Box, a cloud-based content management provider, experienced a 1.5% decline after issuing guidance for full-year adjusted earnings of $1.56 per share, below the expected $1.63. Nevertheless, its first-quarter adjusted earnings of 37 cents per share on revenue of $306 million did surpass projections.
MGM’s shares advanced by 3% following an upgrade by JPMorgan, which emphasized strong resilience among U.S. leisure travelers despite broader economic challenges, suggesting a brighter outlook for growth on the Las Vegas Strip.
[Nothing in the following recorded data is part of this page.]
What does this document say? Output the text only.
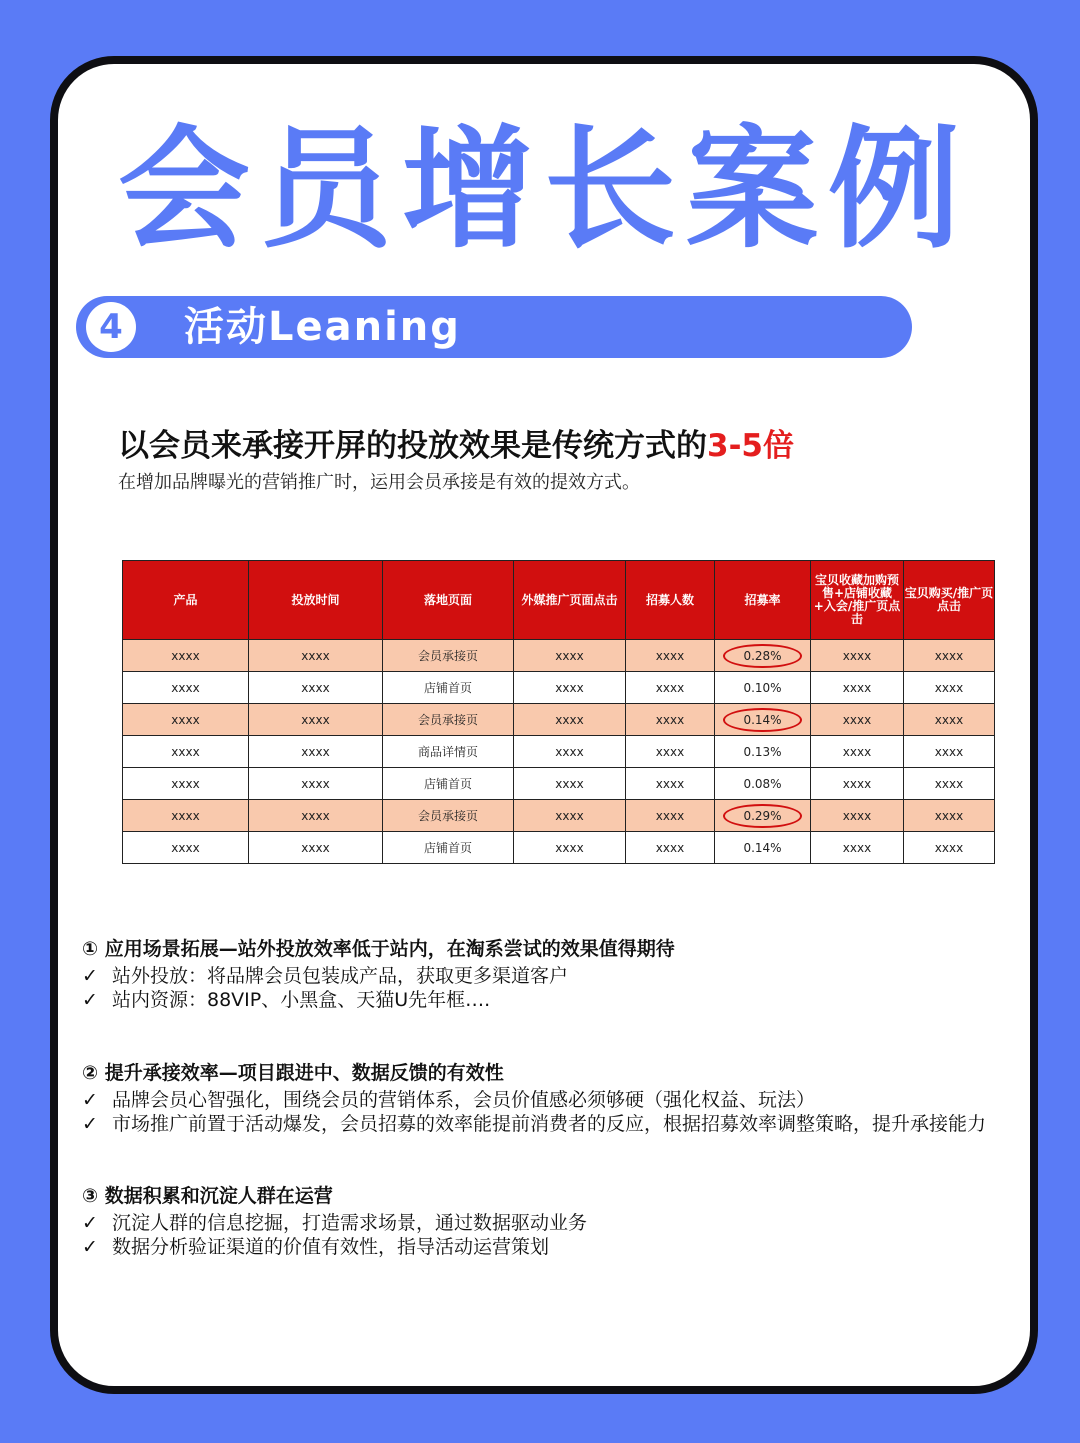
会员增长案例
4	活动Leaning
以会员来承接开屏的投放效果是传统方式的3-5倍
在增加品牌曝光的营销推广时，运用会员承接是有效的提效方式。
产品	投放时间	落地页面	外媒推广页面点击	招募人数	招募率	宝贝收藏加购预售+店铺收藏+入会/推广页点击	宝贝购买/推广页点击
xxxx	xxxx	会员承接页	xxxx	xxxx	0.28%	xxxx	xxxx
xxxx	xxxx	店铺首页	xxxx	xxxx	0.10%	xxxx	xxxx
xxxx	xxxx	会员承接页	xxxx	xxxx	0.14%	xxxx	xxxx
xxxx	xxxx	商品详情页	xxxx	xxxx	0.13%	xxxx	xxxx
xxxx	xxxx	店铺首页	xxxx	xxxx	0.08%	xxxx	xxxx
xxxx	xxxx	会员承接页	xxxx	xxxx	0.29%	xxxx	xxxx
xxxx	xxxx	店铺首页	xxxx	xxxx	0.14%	xxxx	xxxx
① 应用场景拓展—站外投放效率低于站内，在淘系尝试的效果值得期待
✓ 站外投放：将品牌会员包装成产品，获取更多渠道客户
✓ 站内资源：88VIP、小黑盒、天猫U先年框….
② 提升承接效率—项目跟进中、数据反馈的有效性
✓ 品牌会员心智强化，围绕会员的营销体系，会员价值感必须够硬（强化权益、玩法）
✓ 市场推广前置于活动爆发，会员招募的效率能提前消费者的反应，根据招募效率调整策略，提升承接能力
③ 数据积累和沉淀人群在运营
✓ 沉淀人群的信息挖掘，打造需求场景，通过数据驱动业务
✓ 数据分析验证渠道的价值有效性，指导活动运营策划
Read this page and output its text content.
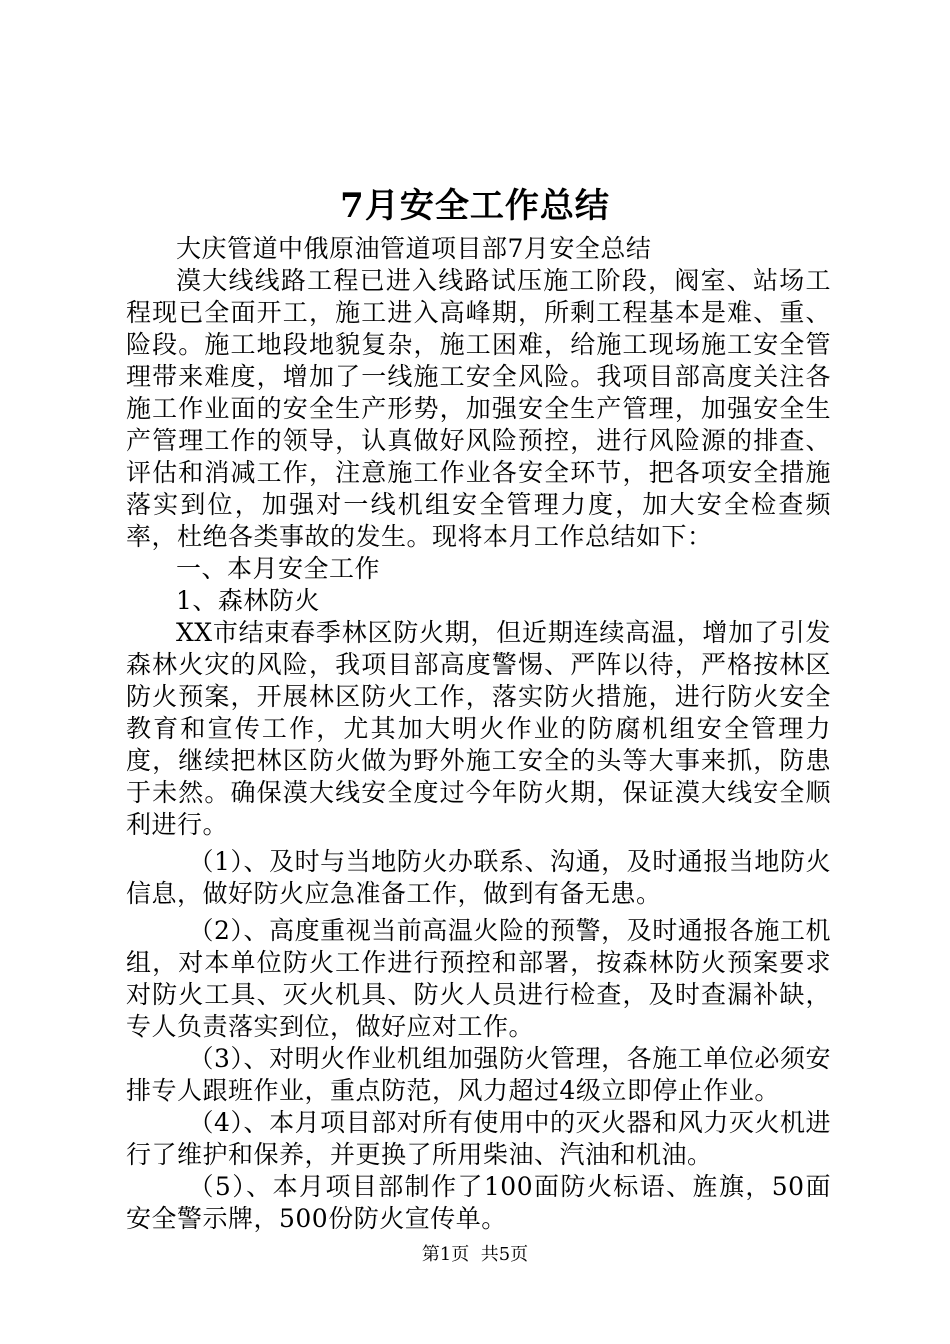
7月安全工作总结

大庆管道中俄原油管道项目部7月安全总结

漠大线线路工程已进入线路试压施工阶段，阀室、站场工程现已全面开工，施工进入高峰期，所剩工程基本是难、重、险段。施工地段地貌复杂，施工困难，给施工现场施工安全管理带来难度，增加了一线施工安全风险。我项目部高度关注各施工作业面的安全生产形势，加强安全生产管理，加强安全生产管理工作的领导，认真做好风险预控，进行风险源的排查、评估和消减工作，注意施工作业各安全环节，把各项安全措施落实到位，加强对一线机组安全管理力度，加大安全检查频率，杜绝各类事故的发生。现将本月工作总结如下：

一、本月安全工作

1、森林防火

XX市结束春季林区防火期，但近期连续高温，增加了引发森林火灾的风险，我项目部高度警惕、严阵以待，严格按林区防火预案，开展林区防火工作，落实防火措施，进行防火安全教育和宣传工作，尤其加大明火作业的防腐机组安全管理力度，继续把林区防火做为野外施工安全的头等大事来抓，防患于未然。确保漠大线安全度过今年防火期，保证漠大线安全顺利进行。

（1）、及时与当地防火办联系、沟通，及时通报当地防火信息，做好防火应急准备工作，做到有备无患。

（2）、高度重视当前高温火险的预警，及时通报各施工机组，对本单位防火工作进行预控和部署，按森林防火预案要求对防火工具、灭火机具、防火人员进行检查，及时查漏补缺，专人负责落实到位，做好应对工作。

（3）、对明火作业机组加强防火管理，各施工单位必须安排专人跟班作业，重点防范，风力超过4级立即停止作业。

（4）、本月项目部对所有使用中的灭火器和风力灭火机进行了维护和保养，并更换了所用柴油、汽油和机油。

（5）、本月项目部制作了100面防火标语、旌旗，50面安全警示牌，500份防火宣传单。

第1页  共5页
Modine Manufacturing’s stock climbed 2.5% after the company reported fiscal fourth-quarter adjusted earnings of $1.71 per share, exceeding analyst predictions of $1.55, alongside revenue that also broke expectations.
Abercrombie & Fitch saw a rise of over 4% after announcing adjusted earnings of $1.47 per share for the first quarter, outperforming estimates of $1.28. However, revenue fell short of expectations, and the guidance for the current quarter was weaker than anticipated.
These developments underscore the dynamic nature of financial markets, with individual company performances prompting significant reactions in premarket trading.